Nel mirino il filosofo che sogna l'Eurasia. E il messaggio a Putin. "Nessuno è al sicuro"

Fanatico ultra nazionalista e grande sponsor della guerra. Colpire Dugin significa minacciare la cerchia più ristretta dello Zar

Nel mirino il filosofo che sogna l'Eurasia. E il messaggio a Putin. "Nessuno è al sicuro"

Da Kiev giurano di non entrarci per nulla. Non siamo uno Stato terrorista come la Russia, spiegano. Tutto è possibile, per carità. Anche che Aleksandr Dugin, l'ideologo della destra ultranazionalista russa che ha iniziato Vladimir Putin alle visioni imperial-tradizionaliste e al concetto ambiguo di Eurasia, abbia rischiato di seguire sua figlia Darya all'altro mondo in seguito a un regolamento di conti tra élite di potere moscovite: il personaggio è scomodo, e gli appetiti nei dintorni del Cremlino sono molto robusti. Rimane il fatto che la vecchia legge del cui prodest? orienta i sospetti verso l'Ucraina. Dugin, il fanatico negatore del diritto stesso degli ucraini di essere un popolo distinto da quello russo, istigatore insieme a sua figlia dell'aggressione militare a quello Stato amico dell'esecrato Occidente, è visto a Kiev come mandante e responsabile, non meno di Putin, dei massacri e delle devastazioni che quel popolo fierissimo di esserlo subisce da sei mesi. E l'attentato contro i Dugin, padre e figlia, ha tutta l'aria di essere un messaggio fortissimo al dittatore del Cremlino: nessun luogo è più sicuro per te, né la Crimea che hai annesso né la stessa Mosca. Se non possiamo colpire te, colpiremo chi ti consiglia e ti sostiene, adesso sai che possiamo farlo.

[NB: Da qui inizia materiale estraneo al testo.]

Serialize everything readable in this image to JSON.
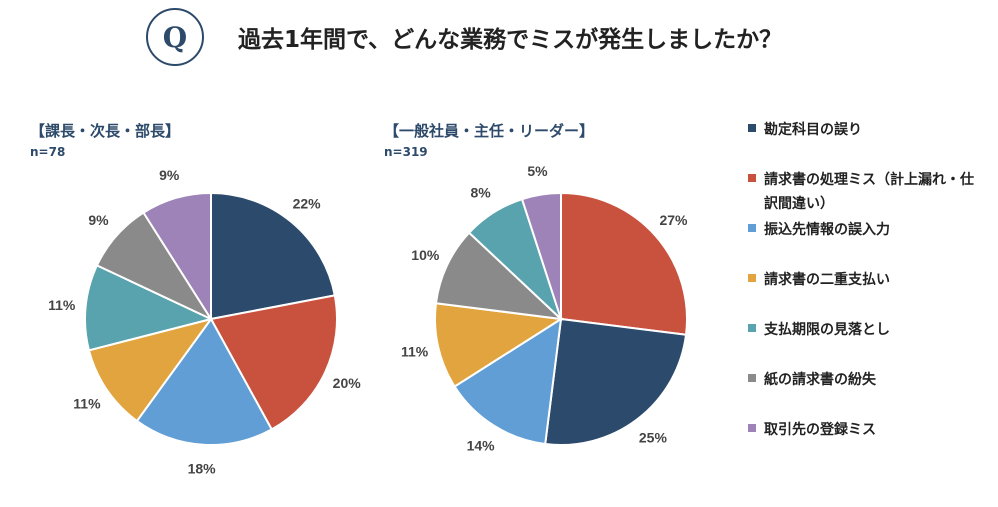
{
  "header": {
    "badge": "Q",
    "question": "過去1年間で、どんな業務でミスが発生しましたか？"
  },
  "colors": {
    "title": "#2d4a6b",
    "categories": [
      "#2c4a6c",
      "#c9523f",
      "#609ed5",
      "#e1a43e",
      "#58a3ad",
      "#8a8a8a",
      "#9d83b7"
    ]
  },
  "legend": {
    "items": [
      "勘定科目の誤り",
      "請求書の処理ミス（計上漏れ・仕訳間違い）",
      "振込先情報の誤入力",
      "請求書の二重支払い",
      "支払期限の見落とし",
      "紙の請求書の紛失",
      "取引先の登録ミス"
    ]
  },
  "chart_data": [
    {
      "type": "pie",
      "title": "【課長・次長・部長】",
      "subtitle": "n=78",
      "categories": [
        "勘定科目の誤り",
        "請求書の処理ミス（計上漏れ・仕訳間違い）",
        "振込先情報の誤入力",
        "請求書の二重支払い",
        "支払期限の見落とし",
        "紙の請求書の紛失",
        "取引先の登録ミス"
      ],
      "values": [
        22,
        20,
        18,
        11,
        11,
        9,
        9
      ],
      "labels": [
        "22%",
        "20%",
        "18%",
        "11%",
        "11%",
        "9%",
        "9%"
      ]
    },
    {
      "type": "pie",
      "title": "【一般社員・主任・リーダー】",
      "subtitle": "n=319",
      "categories": [
        "請求書の処理ミス（計上漏れ・仕訳間違い）",
        "勘定科目の誤り",
        "振込先情報の誤入力",
        "請求書の二重支払い",
        "紙の請求書の紛失",
        "支払期限の見落とし",
        "取引先の登録ミス"
      ],
      "values": [
        27,
        25,
        14,
        11,
        10,
        8,
        5
      ],
      "labels": [
        "27%",
        "25%",
        "14%",
        "11%",
        "10%",
        "8%",
        "5%"
      ]
    }
  ]
}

È importante capire che Aleksandr Dugin, sessant'anni, e sua figlia Darya, che ne aveva trenta, sono due personaggi di primissimo piano sulla scena del potere in Russia. Erano talmente sintonizzati nel loro estremismo che è logico pensare che chi ha ordito l'attentato puntasse a eliminarli insieme. Darya Dugina si occupava di geopolitica e dirigeva un sito (United World International, in sigla UWI) di disinformazione riconducibile a Yevgeni Prigozhin, vicinissimo a Putin e noto tra l'altro per essere al vertice delle famigerate milizie mercenarie russe Wagner, attive sul fronte ucraino. Su UWI si parlava volentieri di politica italiana: in un post di cinque giorni fa il premier Draghi veniva attaccato come «collaborazionista degli americani», si criticava Giorgia Meloni per il suo ostentato atlantismo e si suggeriva agli elettori di votare per movimenti antisistema.

Quando parlava di Ucraina, Darya Dugina riprendeva alla lettera il Dugin-pensiero: gli ucraini, aveva scritto una volta, sono «subumani che devono essere conquistati». Un linguaggio che sarebbe piaciuto ad Adolf Hitler. E in effetti, Aleksandr Dugin è la prova vivente dell'ipocrisia di Vladimir Putin quando sostiene la necessità di «denazificare l'Ucraina». Il fanatico filosofo Dugin è infatti colui che ha avvicinato Putin alle idee di Ivan Ilyin, il pensatore filonazista russo teorico di una Russia Eterna guidata da un «Leader redentore» con il diritto-dovere di azzerare le libertà individuali dei suoi cittadini-sudditi, cui spetta invece il dovere categorico di combattere le guerre da lui scatenate per la grandezza della Patria. Putin fu così colpito da decidere di far rimpatriare nel 2005 dalla Svizzera le spoglie di Ilyin (morto nel 1954 dopo esser vissuto nel Terzo Reich fino al 1938) e far loro dare sepoltura solenne. Non gli importava che Ilyin fosse stato un fervente antisovietico, come del resto lo stesso Dugin, che già in gioventù ostentava simpatie fasciste, antisemitismo e ostilità verso «l'Occidente impuro».

Tra i maestri politici di Dugin figura il teorico francese della destra tradizionalista Alain de Benoist, e quando ha presentato i suoi libri in Italia, le conferenze sono state organizzate da circoli neofascisti.

Con il da poco defunto Eduard Limonov, Dugin aveva anche fondato il partito Bolscevico-nazionale, che teneva insieme il peggio degli estremismi di destra e di sinistra russi: un sincretismo politico che Putin ha ripreso nella sua propaganda nazionalistica che fonde la nostalgia zarista con quella per l'Unione Sovietica e perfino per Stalin, presentati non come espressioni del comunismo, ma come esempi di grandezza nazionale. Propaganda che viene ammannita oggi in Russia obbligatoriamente già sui banchi delle elementari.